Ils proposent un monde où les femmes sont inévitablement des victimes sauf si elles se conduisent avec virilité comme c'est le cas des deux femmes du film. Cette tendance à minimiser les distinctions sexuelles, à valoriser la masculinisation des femmes et l'amitié des hommes est tout à fait Hawksienne.

Comme chez Hawks, Siri installe un système dans lequel le groupe (qui ne se veut pas un microcosme de la société) fonctionne en vase clos, essayant de lutter contre le monde extérieur, celui du changement permanent et du danger.
 
Dans cet entrepôt de containers, ces indépendants solitaires (Nadia Farès élève seule son enfant; chacun pour soi est le mot d'ordre pour les malfrats si leur affaire tourne mal...) vont faire l'expérience de la fraternité et du sacrifice pour certains.

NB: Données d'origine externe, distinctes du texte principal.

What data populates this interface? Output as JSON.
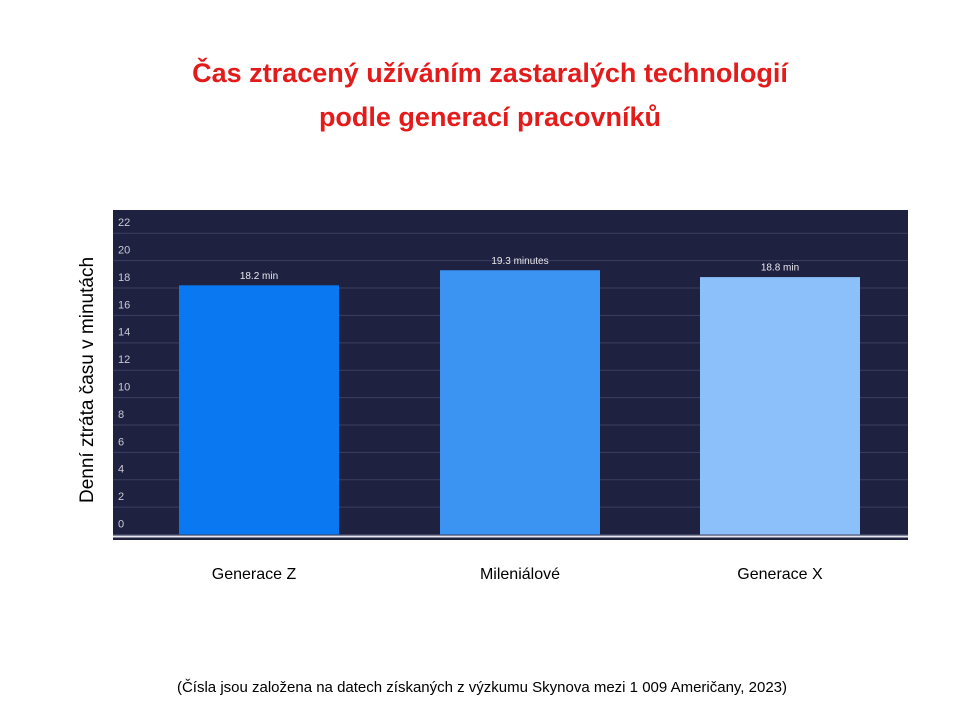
{
  "chart_data": {
    "type": "bar",
    "title": [
      "Čas ztracený užíváním zastaralých technologií",
      "podle generací pracovníků"
    ],
    "y_label": "Denní ztráta času v minutách",
    "categories": [
      "Generace Z",
      "Mileniálové",
      "Generace X"
    ],
    "values": [
      18.2,
      19.3,
      18.8
    ],
    "value_labels": [
      "18.2 min",
      "19.3 minutes",
      "18.8 min"
    ],
    "colors": [
      "#0a78f0",
      "#3b93f2",
      "#8cc0fb"
    ],
    "ylim": [
      -0.4,
      23.7
    ],
    "yticks": [
      0,
      2,
      4,
      6,
      8,
      10,
      12,
      14,
      16,
      18,
      20,
      22
    ],
    "grid": true,
    "note": "(Čísla jsou založena na datech získaných z výzkumu Skynova mezi 1 009 Američany, 2023)"
  }
}
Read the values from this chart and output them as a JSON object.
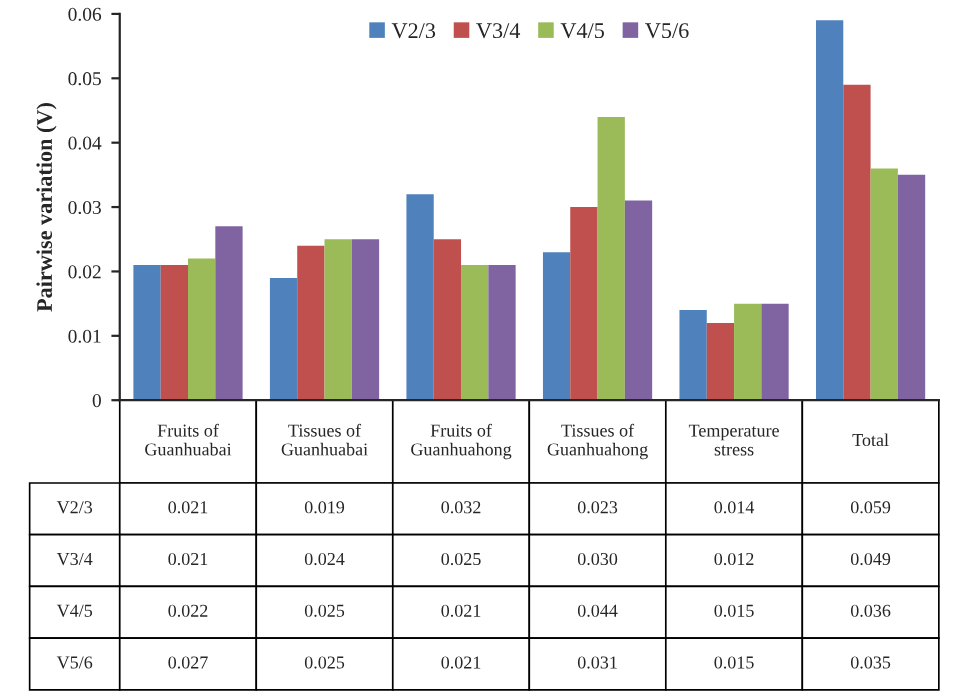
{
  "chart_data": {
    "type": "bar",
    "ylabel": "Pairwise variation (V)",
    "categories": [
      "Fruits of\nGuanhuabai",
      "Tissues of\nGuanhuabai",
      "Fruits of\nGuanhuahong",
      "Tissues of\nGuanhuahong",
      "Temperature\nstress",
      "Total"
    ],
    "series": [
      {
        "name": "V2/3",
        "color": "#4f81bd",
        "values": [
          0.021,
          0.019,
          0.032,
          0.023,
          0.014,
          0.059
        ],
        "value_labels": [
          "0.021",
          "0.019",
          "0.032",
          "0.023",
          "0.014",
          "0.059"
        ]
      },
      {
        "name": "V3/4",
        "color": "#c0504d",
        "values": [
          0.021,
          0.024,
          0.025,
          0.03,
          0.012,
          0.049
        ],
        "value_labels": [
          "0.021",
          "0.024",
          "0.025",
          "0.030",
          "0.012",
          "0.049"
        ]
      },
      {
        "name": "V4/5",
        "color": "#9bbb59",
        "values": [
          0.022,
          0.025,
          0.021,
          0.044,
          0.015,
          0.036
        ],
        "value_labels": [
          "0.022",
          "0.025",
          "0.021",
          "0.044",
          "0.015",
          "0.036"
        ]
      },
      {
        "name": "V5/6",
        "color": "#8064a2",
        "values": [
          0.027,
          0.025,
          0.021,
          0.031,
          0.015,
          0.035
        ],
        "value_labels": [
          "0.027",
          "0.025",
          "0.021",
          "0.031",
          "0.015",
          "0.035"
        ]
      }
    ],
    "ylim": [
      0,
      0.06
    ],
    "yticks": [
      0,
      0.01,
      0.02,
      0.03,
      0.04,
      0.05,
      0.06
    ],
    "tick_labels": "y",
    "legend": "top",
    "grid": false
  }
}
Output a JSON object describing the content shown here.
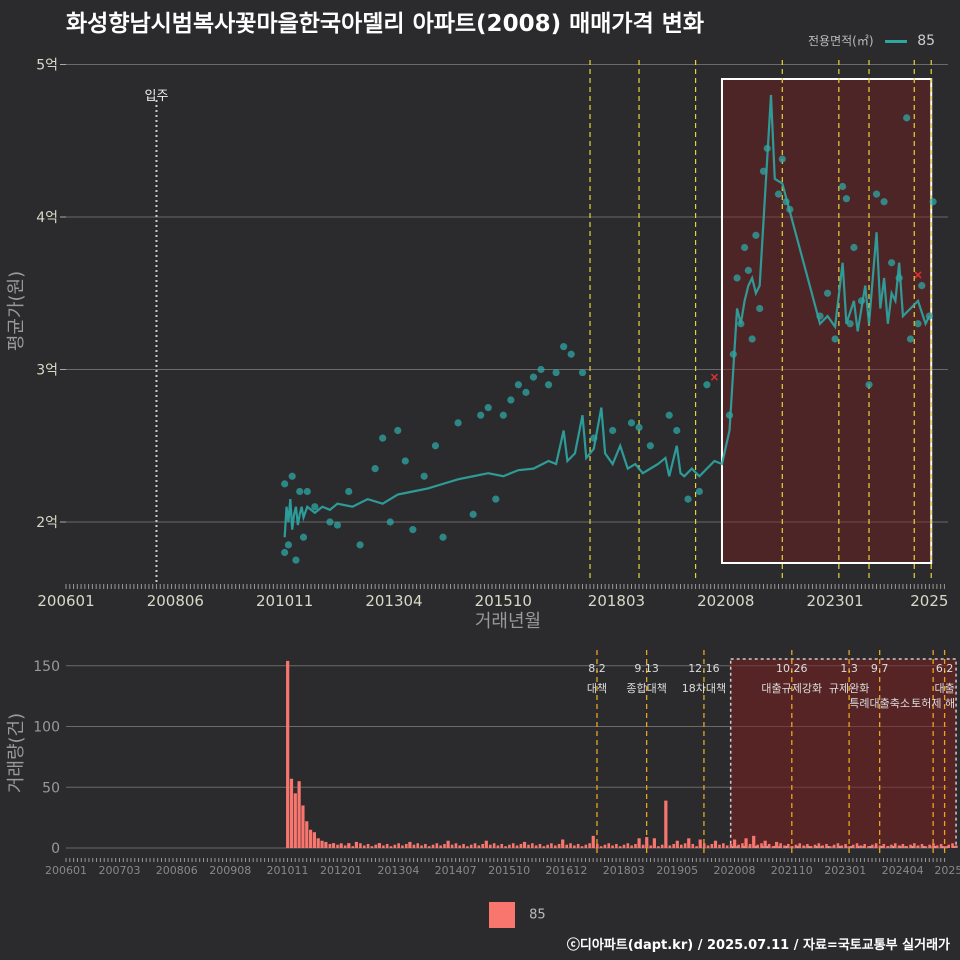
{
  "chart_data": [
    {
      "type": "scatter",
      "title": "화성향남시범복사꽃마을한국아델리 아파트(2008) 매매가격 변화",
      "xlabel": "거래년월",
      "ylabel": "평균가(원)",
      "ylim": [
        1.6,
        5.05
      ],
      "x_tick_labels": [
        "200601",
        "200806",
        "201011",
        "201304",
        "201510",
        "201803",
        "202008",
        "202301",
        "2025"
      ],
      "x_tick_months": [
        0,
        29,
        58,
        87,
        116,
        146,
        175,
        204,
        229
      ],
      "y_ticks": [
        {
          "v": 2,
          "label": "2억"
        },
        {
          "v": 3,
          "label": "3억"
        },
        {
          "v": 4,
          "label": "4억"
        },
        {
          "v": 5,
          "label": "5억"
        }
      ],
      "legend_title": "전용면적(㎡)",
      "legend_label": "85",
      "annotation": {
        "label": "입주",
        "month": 24
      },
      "highlight_range_months": [
        174,
        229.5
      ],
      "policy_lines_months": [
        139,
        152,
        167,
        190,
        205,
        213,
        225,
        229.5
      ],
      "series": [
        {
          "name": "85",
          "line_points": [
            [
              58,
              1.9
            ],
            [
              58.5,
              2.1
            ],
            [
              59,
              2.0
            ],
            [
              59.5,
              2.15
            ],
            [
              60,
              1.95
            ],
            [
              60.5,
              2.05
            ],
            [
              61,
              2.1
            ],
            [
              61.5,
              1.98
            ],
            [
              62,
              2.05
            ],
            [
              62.5,
              2.1
            ],
            [
              63,
              2.03
            ],
            [
              64,
              2.1
            ],
            [
              66,
              2.06
            ],
            [
              68,
              2.1
            ],
            [
              70,
              2.08
            ],
            [
              72,
              2.12
            ],
            [
              76,
              2.1
            ],
            [
              80,
              2.15
            ],
            [
              84,
              2.12
            ],
            [
              88,
              2.18
            ],
            [
              92,
              2.2
            ],
            [
              96,
              2.22
            ],
            [
              100,
              2.25
            ],
            [
              104,
              2.28
            ],
            [
              108,
              2.3
            ],
            [
              112,
              2.32
            ],
            [
              116,
              2.3
            ],
            [
              120,
              2.34
            ],
            [
              124,
              2.35
            ],
            [
              128,
              2.4
            ],
            [
              130,
              2.38
            ],
            [
              132,
              2.6
            ],
            [
              133,
              2.4
            ],
            [
              135,
              2.45
            ],
            [
              137,
              2.7
            ],
            [
              138,
              2.42
            ],
            [
              140,
              2.48
            ],
            [
              142,
              2.75
            ],
            [
              143,
              2.45
            ],
            [
              145,
              2.38
            ],
            [
              147,
              2.5
            ],
            [
              149,
              2.35
            ],
            [
              151,
              2.38
            ],
            [
              153,
              2.32
            ],
            [
              155,
              2.35
            ],
            [
              157,
              2.38
            ],
            [
              159,
              2.42
            ],
            [
              160,
              2.3
            ],
            [
              162,
              2.5
            ],
            [
              163,
              2.32
            ],
            [
              164,
              2.3
            ],
            [
              166,
              2.35
            ],
            [
              168,
              2.3
            ],
            [
              170,
              2.35
            ],
            [
              172,
              2.4
            ],
            [
              174,
              2.38
            ],
            [
              176,
              2.6
            ],
            [
              177,
              3.0
            ],
            [
              178,
              3.4
            ],
            [
              179,
              3.3
            ],
            [
              180,
              3.45
            ],
            [
              181,
              3.55
            ],
            [
              182,
              3.6
            ],
            [
              183,
              3.5
            ],
            [
              184,
              3.55
            ],
            [
              187,
              4.8
            ],
            [
              188,
              4.25
            ],
            [
              190,
              4.22
            ],
            [
              200,
              3.3
            ],
            [
              202,
              3.35
            ],
            [
              204,
              3.28
            ],
            [
              206,
              3.7
            ],
            [
              207,
              3.3
            ],
            [
              209,
              3.45
            ],
            [
              210,
              3.25
            ],
            [
              212,
              3.55
            ],
            [
              213,
              3.3
            ],
            [
              215,
              3.9
            ],
            [
              216,
              3.4
            ],
            [
              217,
              3.6
            ],
            [
              218,
              3.3
            ],
            [
              219,
              3.5
            ],
            [
              220,
              3.45
            ],
            [
              221,
              3.7
            ],
            [
              222,
              3.35
            ],
            [
              224,
              3.4
            ],
            [
              226,
              3.45
            ],
            [
              228,
              3.3
            ],
            [
              229,
              3.35
            ]
          ],
          "scatter_points": [
            [
              58,
              1.8
            ],
            [
              58,
              2.25
            ],
            [
              59,
              1.85
            ],
            [
              60,
              2.3
            ],
            [
              61,
              1.75
            ],
            [
              62,
              2.2
            ],
            [
              63,
              1.9
            ],
            [
              64,
              2.2
            ],
            [
              66,
              2.1
            ],
            [
              70,
              2.0
            ],
            [
              72,
              1.98
            ],
            [
              75,
              2.2
            ],
            [
              78,
              1.85
            ],
            [
              82,
              2.35
            ],
            [
              84,
              2.55
            ],
            [
              86,
              2.0
            ],
            [
              88,
              2.6
            ],
            [
              90,
              2.4
            ],
            [
              92,
              1.95
            ],
            [
              95,
              2.3
            ],
            [
              98,
              2.5
            ],
            [
              100,
              1.9
            ],
            [
              104,
              2.65
            ],
            [
              108,
              2.05
            ],
            [
              110,
              2.7
            ],
            [
              112,
              2.75
            ],
            [
              114,
              2.15
            ],
            [
              116,
              2.7
            ],
            [
              118,
              2.8
            ],
            [
              120,
              2.9
            ],
            [
              122,
              2.85
            ],
            [
              124,
              2.95
            ],
            [
              126,
              3.0
            ],
            [
              128,
              2.9
            ],
            [
              130,
              2.98
            ],
            [
              132,
              3.15
            ],
            [
              134,
              3.1
            ],
            [
              137,
              2.98
            ],
            [
              140,
              2.55
            ],
            [
              145,
              2.6
            ],
            [
              150,
              2.65
            ],
            [
              152,
              2.62
            ],
            [
              155,
              2.5
            ],
            [
              160,
              2.7
            ],
            [
              162,
              2.6
            ],
            [
              165,
              2.15
            ],
            [
              168,
              2.2
            ],
            [
              170,
              2.9
            ],
            [
              176,
              2.7
            ],
            [
              177,
              3.1
            ],
            [
              178,
              3.6
            ],
            [
              179,
              3.3
            ],
            [
              180,
              3.8
            ],
            [
              181,
              3.65
            ],
            [
              182,
              3.2
            ],
            [
              183,
              3.88
            ],
            [
              184,
              3.4
            ],
            [
              185,
              4.3
            ],
            [
              186,
              4.45
            ],
            [
              189,
              4.15
            ],
            [
              190,
              4.38
            ],
            [
              191,
              4.1
            ],
            [
              192,
              4.05
            ],
            [
              200,
              3.35
            ],
            [
              202,
              3.5
            ],
            [
              204,
              3.2
            ],
            [
              206,
              4.2
            ],
            [
              207,
              4.12
            ],
            [
              208,
              3.3
            ],
            [
              209,
              3.8
            ],
            [
              211,
              3.45
            ],
            [
              213,
              2.9
            ],
            [
              215,
              4.15
            ],
            [
              217,
              4.1
            ],
            [
              219,
              3.7
            ],
            [
              221,
              3.6
            ],
            [
              223,
              4.65
            ],
            [
              224,
              3.2
            ],
            [
              226,
              3.3
            ],
            [
              227,
              3.55
            ],
            [
              229,
              3.35
            ],
            [
              230,
              4.1
            ]
          ],
          "red_markers": [
            [
              172,
              2.95
            ],
            [
              226,
              3.62
            ]
          ]
        }
      ]
    },
    {
      "type": "bar",
      "ylabel": "거래량(건)",
      "ylim": [
        0,
        160
      ],
      "y_ticks": [
        0,
        50,
        100,
        150
      ],
      "x_tick_labels": [
        "200601",
        "200703",
        "200806",
        "200908",
        "201011",
        "201201",
        "201304",
        "201407",
        "201510",
        "201612",
        "201803",
        "201905",
        "202008",
        "202110",
        "202301",
        "202404",
        "2025"
      ],
      "x_tick_months": [
        0,
        14,
        29,
        43,
        58,
        72,
        87,
        102,
        116,
        131,
        146,
        160,
        175,
        190,
        204,
        219,
        231
      ],
      "highlight_range_months": [
        174,
        233
      ],
      "series": [
        {
          "name": "85",
          "spikes": [
            [
              58,
              154
            ],
            [
              59,
              57
            ],
            [
              60,
              45
            ],
            [
              61,
              55
            ],
            [
              62,
              35
            ],
            [
              63,
              22
            ],
            [
              64,
              15
            ],
            [
              65,
              13
            ],
            [
              66,
              8
            ],
            [
              67,
              6
            ],
            [
              68,
              5
            ],
            [
              70,
              4
            ],
            [
              72,
              3
            ],
            [
              74,
              4
            ],
            [
              76,
              5
            ],
            [
              82,
              4
            ],
            [
              90,
              5
            ],
            [
              100,
              6
            ],
            [
              110,
              6
            ],
            [
              120,
              5
            ],
            [
              130,
              7
            ],
            [
              138,
              10
            ],
            [
              150,
              8
            ],
            [
              152,
              9
            ],
            [
              154,
              8
            ],
            [
              157,
              39
            ],
            [
              160,
              6
            ],
            [
              163,
              8
            ],
            [
              166,
              7
            ],
            [
              170,
              6
            ],
            [
              175,
              7
            ],
            [
              178,
              8
            ],
            [
              180,
              10
            ],
            [
              183,
              6
            ],
            [
              186,
              5
            ]
          ],
          "baseline_range": [
            68,
            233
          ]
        }
      ],
      "events": [
        {
          "date": "8.2",
          "label": "대책",
          "month": 139
        },
        {
          "date": "9.13",
          "label": "종합대책",
          "month": 152
        },
        {
          "date": "12.16",
          "label": "18차대책",
          "month": 167
        },
        {
          "date": "10.26",
          "label": "대출규제강화",
          "month": 190
        },
        {
          "date": "1.3",
          "label": "규제완화",
          "month": 205
        },
        {
          "date": "9.7",
          "label": "특례대출축소",
          "month": 213
        },
        {
          "date": "",
          "label": "토허제 해",
          "month": 227
        },
        {
          "date": "6.2",
          "label": "대출",
          "month": 230
        }
      ]
    }
  ],
  "header": {
    "title": "화성향남시범복사꽃마을한국아델리 아파트(2008) 매매가격 변화"
  },
  "legend": {
    "title": "전용면적(㎡)",
    "label": "85",
    "line_color": "#2ea7a4",
    "bar_color": "#f8766d"
  },
  "footer": {
    "text": "ⓒ디아파트(dapt.kr) / 2025.07.11 / 자료=국토교통부 실거래가"
  }
}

Le plus beau personnage du film est Louis (Pascal Greggory) ancien pompier, reconverti en gardien de nuit dont on soupçonne un lourd passé que les scénaristes avec intelligence ne dévoilent pas mais suggèrent seulement.
 
On pourra bien sûr reprocher à Florent Emilio Siri quelques excès et surenchères mais jamais il ne cherche à esthétiser la violence à la manière d'un John Woo, il filme le plus crûment du monde une violence sale et brutale plutôt à la manière de John Carpenter, contrôlant son film jusqu'au bout sans provoquer l'ennui ni la lassitude.
 
"Nid de guêpes" est la belle promesse d'un cinéma de genre, personnel et totalement crédible.